8/ Spécialisation régionale et urbanisation
Au cours du 18ème siècle, le Japon passe d'une économie d’auto-subsistance à une économie tournée vers la commercialisation des produits ; la laque, le chanvre pour le textile, l'indigo pour la teinturerie, le mûrier pour le ver à soie, le colza pour l'huile d'éclairage, donnent naissance à un début d'économie régionale spécialisée. La culture du coton se développe rapidement dans le Kansai et les régions bordant la mer intérieure, le thé prend son essor près de Kyōto (Uji), le tabac se concentre à Mito et Kagoshima.
Dans le secteur artisanal, les activités textiles sont en développement. La teinturerie est aussi en pleine expansion. Les régions de Kiryū et Hachiōji se spécialisent dans les plantations de mûriers et d'élevages de vers à soie. Mais ce sont les artisans de Nishijin, à Kyōto, qui deviennent les maîtres du travail de la soie.
Le poisson est aussi très apprécié par la population et s'exporte même jusqu'en Chine.
La hausse de la production artisanale et l'essor d'une production agricole conduisent à un accroissement des échanges en général, et du secteur des transports en particulier. L'unification politique, la résidence alternée imposée aux seigneurs, et l'essor de l'artisanat, jouent en effet dans le sens d'un essor rapide des transports terrestres. Et la naissance de centres urbains attire aussi marchandises et produits venus de tout le pays, en particulier dans les trois grandes ville : Edo, Kyōto et Osaka. Des relais avec vivre et couvert situés tous les deux ou trois lieues sur les cinq grandes routes du Gokaidō permettent aux voyageurs de faire des haltes, tandis que des villas attenantes accueillent les grands seigneurs.

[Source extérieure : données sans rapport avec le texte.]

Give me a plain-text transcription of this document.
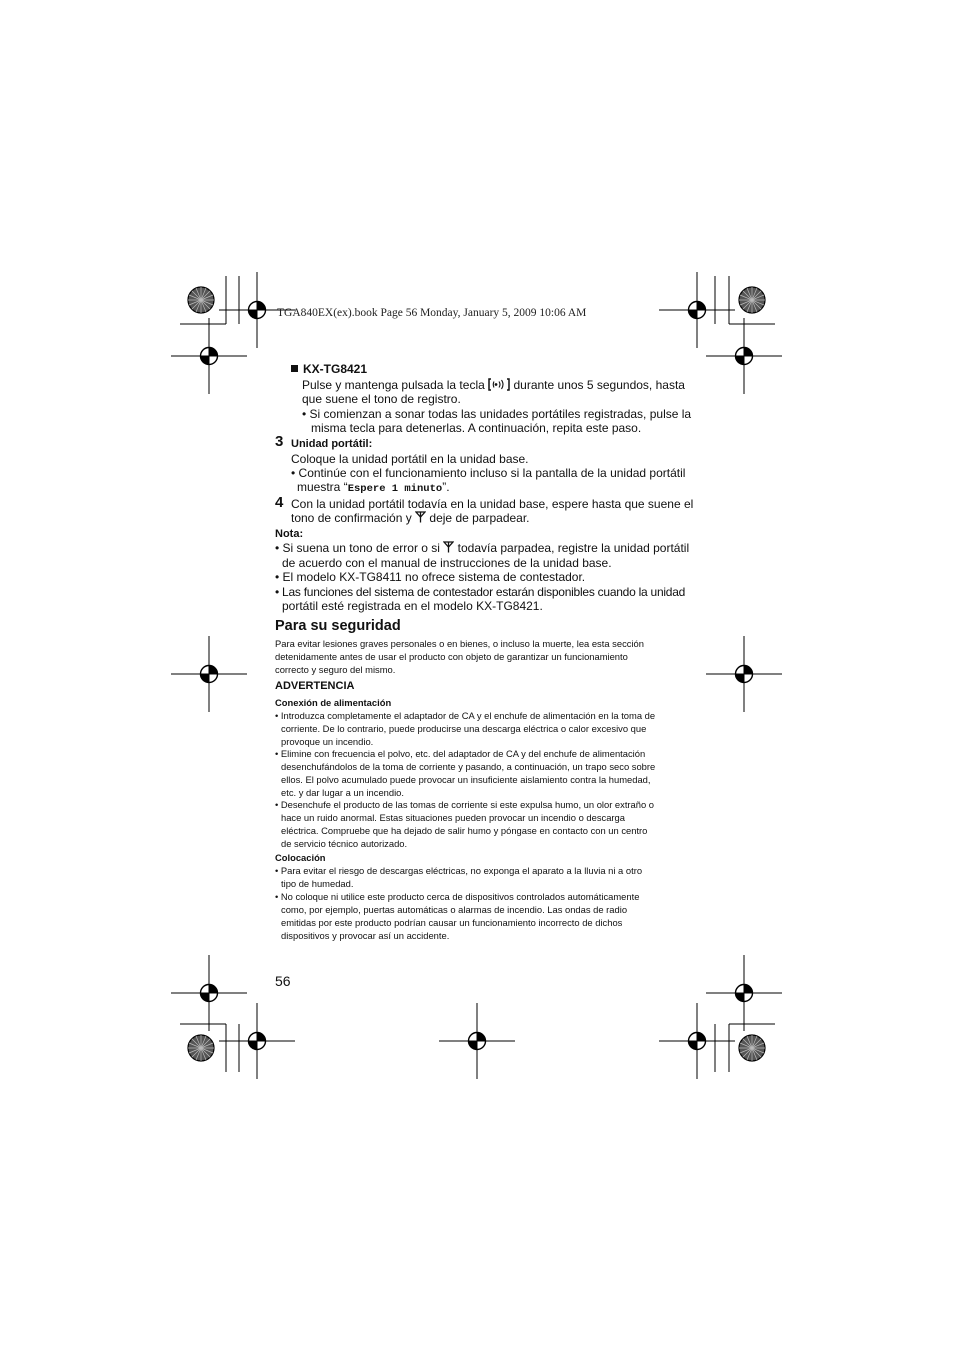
TGA840EX(ex).book Page 56 Monday, January 5, 2009 10:06 AM
KX-TG8421
Pulse y mantenga pulsada la tecla durante unos 5 segundos, hasta
que suene el tono de registro.
• Si comienzan a sonar todas las unidades portátiles registradas, pulse la
misma tecla para detenerlas. A continuación, repita este paso.
3 Unidad portátil:
Coloque la unidad portátil en la unidad base.
• Continúe con el funcionamiento incluso si la pantalla de la unidad portátil
muestra “Espere 1 minuto”.
4 Con la unidad portátil todavía en la unidad base, espere hasta que suene el
tono de confirmación y deje de parpadear.
Nota:
• Si suena un tono de error o si todavía parpadea, registre la unidad portátil
de acuerdo con el manual de instrucciones de la unidad base.
• El modelo KX-TG8411 no ofrece sistema de contestador.
• Las funciones del sistema de contestador estarán disponibles cuando la unidad
portátil esté registrada en el modelo KX-TG8421.
Para su seguridad
Para evitar lesiones graves personales o en bienes, o incluso la muerte, lea esta sección
detenidamente antes de usar el producto con objeto de garantizar un funcionamiento
correcto y seguro del mismo.
ADVERTENCIA
Conexión de alimentación
• Introduzca completamente el adaptador de CA y el enchufe de alimentación en la toma de
corriente. De lo contrario, puede producirse una descarga eléctrica o calor excesivo que
provoque un incendio.
• Elimine con frecuencia el polvo, etc. del adaptador de CA y del enchufe de alimentación
desenchufándolos de la toma de corriente y pasando, a continuación, un trapo seco sobre
ellos. El polvo acumulado puede provocar un insuficiente aislamiento contra la humedad,
etc. y dar lugar a un incendio.
• Desenchufe el producto de las tomas de corriente si este expulsa humo, un olor extraño o
hace un ruido anormal. Estas situaciones pueden provocar un incendio o descarga
eléctrica. Compruebe que ha dejado de salir humo y póngase en contacto con un centro
de servicio técnico autorizado.
Colocación
• Para evitar el riesgo de descargas eléctricas, no exponga el aparato a la lluvia ni a otro
tipo de humedad.
• No coloque ni utilice este producto cerca de dispositivos controlados automáticamente
como, por ejemplo, puertas automáticas o alarmas de incendio. Las ondas de radio
emitidas por este producto podrían causar un funcionamiento incorrecto de dichos
dispositivos y provocar así un accidente.
56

Edo compte déjà plus d'un million d'habitants au début du 18ème siècle. Face à l'immense capitale shōgunale au centre du Kantō, Kyōto (presque 600 000 habitants) et Osaka (500 000), distantes l'une de l'autre d'une journée de voyage environ, constituent un pôle urbain considérable, qui fait du Kensai le second centre de l'archipel.
Si Edo est la capitale shogunale - et Kyōto la capitale impériale - Osaka est une grande cité marchande. La « cuisine de l'empire » prospère comme centre de concentration et de redistribution des produits venus de tout l'ouest du Japon. Osaka devient aussi le centre de ce marché national en formation avec toutes les activités touchant au négoce : la banque, la bourse, les hangars et dépôts, l'activité de gros et l'armement des navires.